I risultati di Aramco
Numeri alla mano, l’utile netto del primo trimestre di Aramco la principale industria petrolifera al mondo con sede in Arabia Saudita è crollato del 25%, ovvero $ 16,64 miliardi invece dei precedenti 83,29 miliardi registrati nello stesso periodo dell’anno scorso. Un risultato che si è dimostrato ben al di sotto anche delle attese degli analisti che speravano in un profitto di $ 17,8 miliardi.
Le previsioni del CEO
Difficili anche per prospettive per i prossimi mesi. Infatti Amin Nasser, CEO di Aramco ha dichiarato che "Guardando al resto del 2020, prevediamo che l'impatto della pandemia di COVID-19 sulla domanda globale di energia e sui prezzi del petrolio peserà sui nostri guadagni". Come è ovvio pensare, la causa primaria della discesa verticale è stata la caduta libera dei prezzi del petrolio. Un risultato che, a sua volta, è frutto di quella che da più parti è stata definita come la tempesta perfetta.

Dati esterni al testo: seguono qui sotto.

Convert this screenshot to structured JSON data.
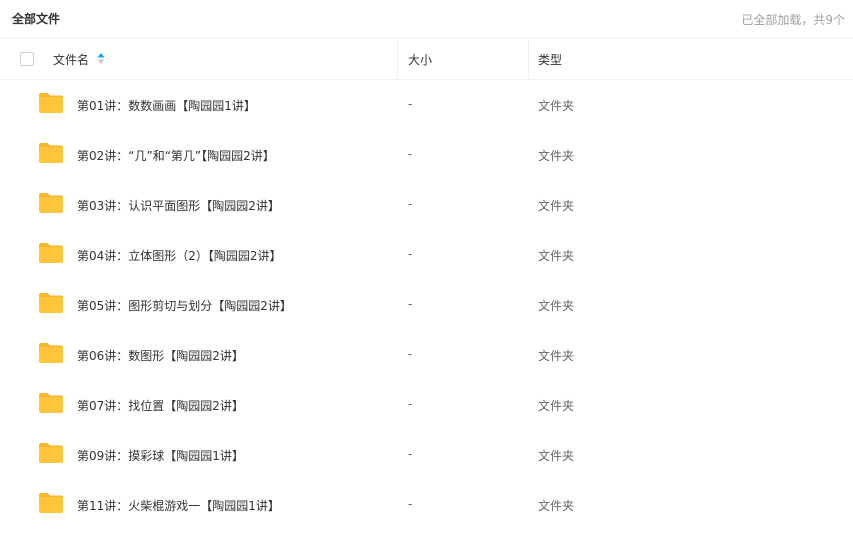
{
  "topbar": {
    "title": "全部文件",
    "status": "已全部加载，共9个"
  },
  "header": {
    "name_label": "文件名",
    "size_label": "大小",
    "type_label": "类型",
    "sort_icon": "sort-ascending-icon"
  },
  "folder_icon": "folder-icon",
  "colors": {
    "folder": "#ffc63d",
    "folder_dark": "#f5b72b",
    "sort_active": "#06a7ff",
    "sort_inactive": "#c8c8c8"
  },
  "files": [
    {
      "name": "第01讲：数数画画【陶园园1讲】",
      "size": "-",
      "type": "文件夹"
    },
    {
      "name": "第02讲：“几”和“第几”【陶园园2讲】",
      "size": "-",
      "type": "文件夹"
    },
    {
      "name": "第03讲：认识平面图形【陶园园2讲】",
      "size": "-",
      "type": "文件夹"
    },
    {
      "name": "第04讲：立体图形（2）【陶园园2讲】",
      "size": "-",
      "type": "文件夹"
    },
    {
      "name": "第05讲：图形剪切与划分【陶园园2讲】",
      "size": "-",
      "type": "文件夹"
    },
    {
      "name": "第06讲：数图形【陶园园2讲】",
      "size": "-",
      "type": "文件夹"
    },
    {
      "name": "第07讲：找位置【陶园园2讲】",
      "size": "-",
      "type": "文件夹"
    },
    {
      "name": "第09讲：摸彩球【陶园园1讲】",
      "size": "-",
      "type": "文件夹"
    },
    {
      "name": "第11讲：火柴棍游戏一【陶园园1讲】",
      "size": "-",
      "type": "文件夹"
    }
  ]
}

La tempesta perfetta sul petrolio
Infatti se da un lato il barile ha sempre avuto una molteplicità di variabili nel complesso gioco della determinazione dei prezzi, dall’altra, adesso, il mosaico si è arricchito di un’altra tessera, quella del Covid-19. E di tutte le conseguenze che la pandemia ha riportato sul tessuto economico e produttivo. Un mix pericoloso che aveva portato i rappresentanti dell’Opec, l’organizzazione mondiale dei paesi esportatori di petrolio, a chiedere l'alleanza anche di altri membri esterni. Nasceva l’Opec+ che vedeva la collaborazione, tra gli altri, anche della Russia.
Opec+ contro il calo delle quotazioni
Una sorta di Lega del petrolio che si era formata con la speranza di mettere un freno alla caduta libera e di contrastare l’iperproduzione statunitense che aveva inondato, letteralmente, il mercato. Da qui la scelta, non senza tentennamenti proprio da parte di Mosca, di una serie di tagli. L’ultimo, partito già dal primo maggio (ufficialmente, anche se molte nazioni avevano già adottato misure simili ben prima della scadenza) di 9,7 milioni di barili, deciso dopo che il Brent era sceso del 65% nel primo trimestre, anche a causa delle conseguenze del coronavirus.